118th CONGRESS 1st Session |
To require the Securities and Exchange Commission to revise certain thresholds related to smaller reporting companies, accelerated filers, and large accelerated filers, and for other purposes.
April 13, 2023
Mr. Luetkemeyer introduced the following bill; which was referred to the Committee on Financial Services
To require the Securities and Exchange Commission to revise certain thresholds related to smaller reporting companies, accelerated filers, and large accelerated filers, and for other purposes.
Be it enacted by the Senate and House of Representatives of the United States of America in Congress assembled,
SECTION 1. Smaller reporting company, accelerated filer, and large accelerated filer thresholds.
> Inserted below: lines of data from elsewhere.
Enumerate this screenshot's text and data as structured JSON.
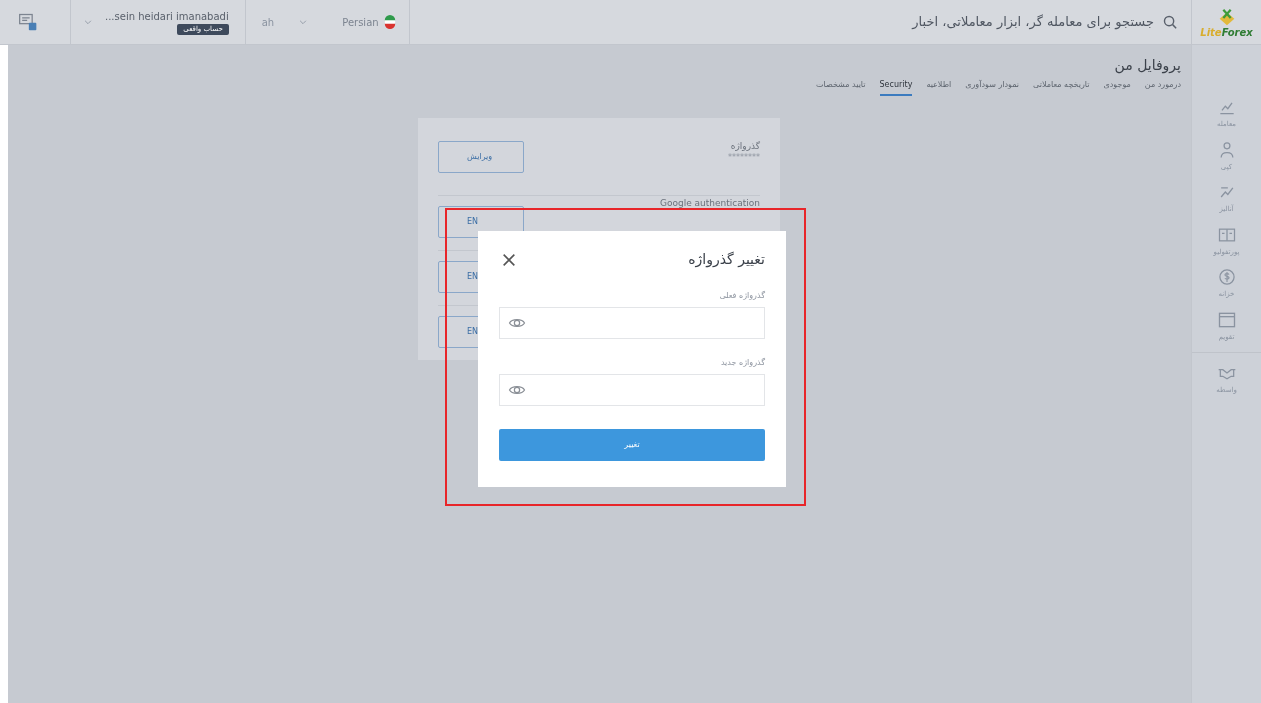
{
  "topbar": {
    "search_placeholder": "جستجو برای معامله گر، ابزار معاملاتی، اخبار",
    "user_name": "...sein heidari imanabadi",
    "account_badge": "حساب واقعی",
    "short_label": "ah",
    "language": "Persian"
  },
  "logo": {
    "text_a": "Lite",
    "text_b": "Forex"
  },
  "sidebar": {
    "items": [
      {
        "label": "معامله"
      },
      {
        "label": "کپی"
      },
      {
        "label": "آنالیز"
      },
      {
        "label": "پورتفولیو"
      },
      {
        "label": "خزانه"
      },
      {
        "label": "تقویم"
      },
      {
        "label": "واسطه"
      }
    ]
  },
  "page": {
    "title": "پروفایل من",
    "tabs": [
      {
        "label": "درمورد من",
        "selected": false
      },
      {
        "label": "موجودی",
        "selected": false
      },
      {
        "label": "تاریخچه معاملاتی",
        "selected": false
      },
      {
        "label": "نمودار سودآوری",
        "selected": false
      },
      {
        "label": "اطلاعیه",
        "selected": false
      },
      {
        "label": "Security",
        "selected": true
      },
      {
        "label": "تایید مشخصات",
        "selected": false
      }
    ]
  },
  "security_rows": [
    {
      "label": "گذرواژه",
      "value": "********",
      "button": "ویرایش"
    },
    {
      "label": "Google authentication",
      "button": "EN"
    },
    {
      "button": "EN"
    },
    {
      "button": "EN"
    }
  ],
  "dialog": {
    "title": "تغییر گذرواژه",
    "fields": [
      {
        "label": "گذرواژه فعلی"
      },
      {
        "label": "گذرواژه جدید"
      }
    ],
    "submit": "تغییر"
  }
}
(a) Smaller reporting companies.—
(1) IN GENERAL.—The Securities and Exchange Commission shall revise the definition of a “smaller reporting company” under section 229.10(f)(1) of title 17, Code of Federal Regulations—
(A) in paragraph (i), by adjusting the public float threshold from $250,000,000 to $500,000,000; and
(i) by adjusting the annual revenue threshold from $100,000,000 to $250,000,000; and
(ii) in paragraph (B), by adjusting the public float threshold from $700,000,000 to $900,000,000.
(2) USE OF THREE-YEAR ROLLING AVERAGE REVENUES.—The Securities and Exchange Commission shall revise paragraphs (1)(ii) and (2)(iii)(B) under the definition of “smaller reporting company” under section 229.10(f)(1) of title 17, Code of Federal Regulations, by substituting “three-year rolling average revenues” for “annual revenues”.
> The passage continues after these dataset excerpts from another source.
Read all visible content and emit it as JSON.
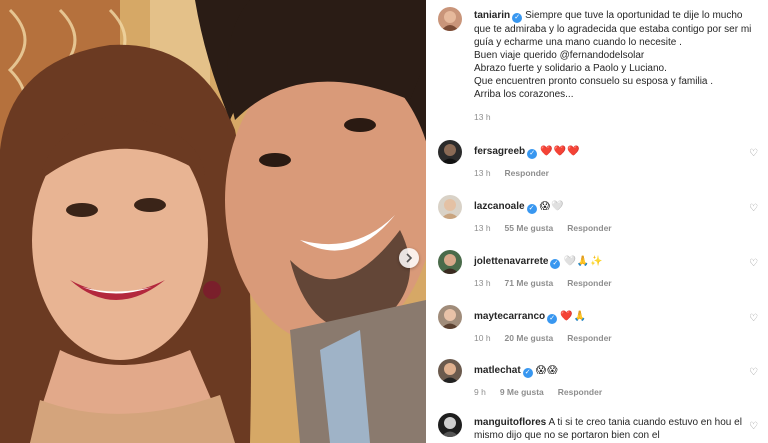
{
  "post": {
    "author": "taniarin",
    "caption_lines": [
      "Siempre que tuve la oportunidad te dije lo mucho",
      "que te admiraba y lo agradecida que estaba contigo por ser mi",
      "guía y echarme una mano cuando lo necesite .",
      "Buen viaje querido @fernandodelsolar",
      "Abrazo fuerte y solidario a Paolo y Luciano.",
      "Que encuentren pronto consuelo su esposa y familia .",
      "Arriba los corazones..."
    ],
    "time": "13 h"
  },
  "comments": [
    {
      "username": "fersagreeb",
      "verified": true,
      "text": "❤️❤️❤️",
      "time": "13 h",
      "likes": "",
      "reply": "Responder"
    },
    {
      "username": "lazcanoale",
      "verified": true,
      "text": "😱🤍",
      "time": "13 h",
      "likes": "55 Me gusta",
      "reply": "Responder"
    },
    {
      "username": "jolettenavarrete",
      "verified": true,
      "text": "🤍🙏✨",
      "time": "13 h",
      "likes": "71 Me gusta",
      "reply": "Responder"
    },
    {
      "username": "maytecarranco",
      "verified": true,
      "text": "❤️🙏",
      "time": "10 h",
      "likes": "20 Me gusta",
      "reply": "Responder"
    },
    {
      "username": "matlechat",
      "verified": true,
      "text": "😱😱",
      "time": "9 h",
      "likes": "9 Me gusta",
      "reply": "Responder"
    },
    {
      "username": "manguitoflores",
      "verified": false,
      "text": "A ti si te creo tania cuando estuvo en hou el",
      "text2": "mismo dijo que no se portaron bien con el",
      "time": "",
      "likes": "",
      "reply": ""
    }
  ],
  "colors": {
    "accent": "#3897f0",
    "meta": "#8e8e8e",
    "text": "#262626"
  },
  "icons": {
    "verified": "verified-badge-icon",
    "next": "chevron-right-icon",
    "like": "heart-outline-icon"
  }
}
(3) CONFORMING CHANGES.—The Securities and Exchange Commission shall revise the definition of a “smaller reporting company” under sections 230.405 and 240.12b–2 of title 17, Code of Federal Regulations, and any other rule of the Commission in the same manner as such definition is revised under paragraphs (1) and (2).
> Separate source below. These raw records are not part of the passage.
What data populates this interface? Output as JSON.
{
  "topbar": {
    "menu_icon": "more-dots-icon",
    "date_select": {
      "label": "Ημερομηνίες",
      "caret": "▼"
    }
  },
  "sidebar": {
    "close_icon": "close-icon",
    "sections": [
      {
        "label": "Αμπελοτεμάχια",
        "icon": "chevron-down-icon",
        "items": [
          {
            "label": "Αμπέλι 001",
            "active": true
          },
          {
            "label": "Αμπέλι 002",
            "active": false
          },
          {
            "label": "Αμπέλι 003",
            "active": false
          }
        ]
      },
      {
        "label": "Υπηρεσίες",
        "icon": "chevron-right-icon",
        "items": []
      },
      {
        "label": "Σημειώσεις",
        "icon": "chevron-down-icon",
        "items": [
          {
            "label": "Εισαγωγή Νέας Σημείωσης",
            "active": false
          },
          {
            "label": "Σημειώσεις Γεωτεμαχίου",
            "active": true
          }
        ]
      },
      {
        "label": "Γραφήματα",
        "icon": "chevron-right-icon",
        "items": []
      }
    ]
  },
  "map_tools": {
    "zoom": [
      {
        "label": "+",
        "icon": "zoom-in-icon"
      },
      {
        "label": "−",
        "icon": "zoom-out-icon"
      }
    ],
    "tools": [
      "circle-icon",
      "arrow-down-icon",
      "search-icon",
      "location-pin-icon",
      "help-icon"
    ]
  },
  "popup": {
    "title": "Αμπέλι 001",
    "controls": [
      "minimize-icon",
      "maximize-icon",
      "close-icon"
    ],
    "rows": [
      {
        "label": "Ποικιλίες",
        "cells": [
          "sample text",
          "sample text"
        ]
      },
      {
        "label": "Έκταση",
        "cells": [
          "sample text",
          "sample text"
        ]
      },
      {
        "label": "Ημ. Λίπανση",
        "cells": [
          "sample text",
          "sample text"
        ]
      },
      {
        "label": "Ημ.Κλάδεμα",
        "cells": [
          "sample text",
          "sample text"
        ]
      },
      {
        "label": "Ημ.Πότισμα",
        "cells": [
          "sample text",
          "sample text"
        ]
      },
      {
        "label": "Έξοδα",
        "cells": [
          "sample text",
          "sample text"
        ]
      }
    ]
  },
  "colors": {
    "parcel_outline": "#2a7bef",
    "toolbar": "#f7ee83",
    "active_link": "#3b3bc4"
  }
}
(b) Accelerated filers and large accelerated filers.—
(1) LARGE ACCELERATED FILER.—The Securities and Exchange Commission shall revise the definition of a “large accelerated filer” under section 240.12b–2(2) of title 17, Code of Federal Regulations, to increase the threshold amount (for the aggregate worldwide market value of the voting and non-voting common equity held by non-affiliates of an issuer) from $700,000,000 to $750,000,000.
(2) THRESHOLD TO EXIT ACCELERATED FILER STATUS.—The Securities and Exchange Commission shall revise section 240.12b–2(3)(ii) of title 17, Code of Federal Regulations, to increase the threshold amount (for the aggregate worldwide market value of the voting and non-voting common equity held by non-affiliates of an issuer) at which an issuer is no longer an accelerated filer from $60,000,000 to $75,000,000.
(3) THRESHOLD TO EXIT LARGE ACCELERATED FILER STATUS.—The Securities and Exchange Commission shall revise section 240.12b–2(3)(iii) of title 17, Code of Federal Regulations, to increase the threshold amount (for the aggregate worldwide market value of the voting and non-voting common equity held by non-affiliates of an issuer) at which an issuer is no longer a large accelerated filer from $560,000,000 to $750,000,000.
(4) EXCLUSION OF SMALLER REPORTING COMPANIES.—The Securities and Exchange Commission shall revise the definitions of an “accelerated filer” and a “large accelerated filer” under paragraphs (1) and (2) of section 240.12b–2 of title 17, Code of Federal Regulations, respectively, to exclude any issuer that is a smaller reporting company, as defined under section 229.10(f)(1) of title 17, Code of Federal Regulations.